Let us put on one side, for an instant, the question of origin. A race, or a family, endowed with a characteristic and united activity, by the form of mind peculiar to itself, with a prepossession for reuniting in a cluster the work of every individual intelligence, forms out of it a sort of thought common to all, and transmits this inheritance from generation to generation. One can understand that, as time goes on, this family, or this race, will arrive at a degree of civilisation very different to that which it showed at the time of its origin. The concurrence of so many intelligent modes of action will gently, but naturally, lead it to purely metaphysical ideas—to the intricate idea of a divinity, etc. But, in such an arrangement, each one is, after all, but the representative of a secular intellectual work, accustomed since the cradle, without any self-knowledge of the fact, to natural habits and language. We ask if it is right to compare a being thus raised and exalted by his own means with an animal which has no more remote past than its own birth?[30] Let us take, then, for the sake of comparing them with animals, those people in whom life is in some sort individual, among whom no person adds anything to transmitted inheritance,—among whom even this inheritance has originally come from outside, and who, we know not why, having arrived at the lowest ebb of civilisation, have not been able to improve or perfect it.
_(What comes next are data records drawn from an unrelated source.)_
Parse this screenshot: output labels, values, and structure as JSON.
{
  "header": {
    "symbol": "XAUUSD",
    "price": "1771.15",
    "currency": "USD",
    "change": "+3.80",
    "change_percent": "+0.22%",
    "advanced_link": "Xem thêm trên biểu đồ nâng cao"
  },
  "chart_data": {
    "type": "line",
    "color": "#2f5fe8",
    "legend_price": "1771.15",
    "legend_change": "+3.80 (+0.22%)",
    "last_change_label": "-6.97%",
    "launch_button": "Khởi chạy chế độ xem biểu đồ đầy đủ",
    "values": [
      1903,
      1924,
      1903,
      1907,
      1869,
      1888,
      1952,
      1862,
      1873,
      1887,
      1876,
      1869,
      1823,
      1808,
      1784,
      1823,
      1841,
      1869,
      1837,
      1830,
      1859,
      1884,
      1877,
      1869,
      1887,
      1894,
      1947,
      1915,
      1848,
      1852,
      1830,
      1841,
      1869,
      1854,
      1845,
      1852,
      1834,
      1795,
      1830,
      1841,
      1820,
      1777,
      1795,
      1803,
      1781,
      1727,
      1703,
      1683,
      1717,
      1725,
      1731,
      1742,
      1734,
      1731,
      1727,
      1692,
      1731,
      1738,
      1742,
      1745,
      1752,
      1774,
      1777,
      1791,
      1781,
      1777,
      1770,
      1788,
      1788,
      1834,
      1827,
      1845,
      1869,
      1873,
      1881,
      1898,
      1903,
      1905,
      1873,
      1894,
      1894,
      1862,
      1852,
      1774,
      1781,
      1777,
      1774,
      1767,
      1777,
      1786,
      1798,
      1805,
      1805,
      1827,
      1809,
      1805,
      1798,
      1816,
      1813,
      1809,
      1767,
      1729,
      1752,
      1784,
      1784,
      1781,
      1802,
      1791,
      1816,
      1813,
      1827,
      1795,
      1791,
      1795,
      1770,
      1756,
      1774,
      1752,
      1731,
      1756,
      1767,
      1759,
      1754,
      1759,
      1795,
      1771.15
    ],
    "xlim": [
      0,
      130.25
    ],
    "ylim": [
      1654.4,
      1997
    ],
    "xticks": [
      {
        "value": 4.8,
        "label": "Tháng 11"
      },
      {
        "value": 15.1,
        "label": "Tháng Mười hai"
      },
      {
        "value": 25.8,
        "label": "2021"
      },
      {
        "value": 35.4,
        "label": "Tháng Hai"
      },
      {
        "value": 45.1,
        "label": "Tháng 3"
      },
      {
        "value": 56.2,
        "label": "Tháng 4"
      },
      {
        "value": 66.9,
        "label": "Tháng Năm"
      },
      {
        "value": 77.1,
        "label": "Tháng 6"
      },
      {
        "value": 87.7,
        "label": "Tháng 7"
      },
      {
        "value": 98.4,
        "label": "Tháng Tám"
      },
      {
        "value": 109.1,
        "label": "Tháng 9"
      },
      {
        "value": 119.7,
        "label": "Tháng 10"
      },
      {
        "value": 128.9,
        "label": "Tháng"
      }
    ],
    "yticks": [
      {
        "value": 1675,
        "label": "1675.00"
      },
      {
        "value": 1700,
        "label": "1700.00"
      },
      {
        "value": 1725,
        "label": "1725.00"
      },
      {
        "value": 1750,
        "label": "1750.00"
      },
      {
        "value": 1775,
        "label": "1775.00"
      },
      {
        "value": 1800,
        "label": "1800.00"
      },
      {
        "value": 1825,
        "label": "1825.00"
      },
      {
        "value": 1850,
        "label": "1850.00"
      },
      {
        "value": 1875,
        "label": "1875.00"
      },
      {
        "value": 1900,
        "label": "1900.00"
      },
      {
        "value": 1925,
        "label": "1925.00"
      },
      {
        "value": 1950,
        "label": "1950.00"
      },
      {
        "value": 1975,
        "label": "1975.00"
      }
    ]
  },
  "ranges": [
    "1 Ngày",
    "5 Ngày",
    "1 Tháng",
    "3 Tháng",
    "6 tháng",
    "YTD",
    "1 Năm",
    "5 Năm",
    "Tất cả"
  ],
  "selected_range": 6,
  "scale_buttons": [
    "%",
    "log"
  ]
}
Some may say that they simply copy everything. Some may say that the huge weapons used by the inhabitants of Central Africa and Australia have only become known by importation; that the savage is civilised at a given moment by contact with some foreign nation—by imitation, a faculty which is possessed, within well marked limits, by the highest order of apes; and then, that progress has been stopped when these people return to their own homes. How can we explain otherwise, for example, that the Northern Esquimaux, living on the ice by the borders of creeks and bays, can make dresses and arms, and have never been able to construct a machine capable of bearing them upon the waters?[31]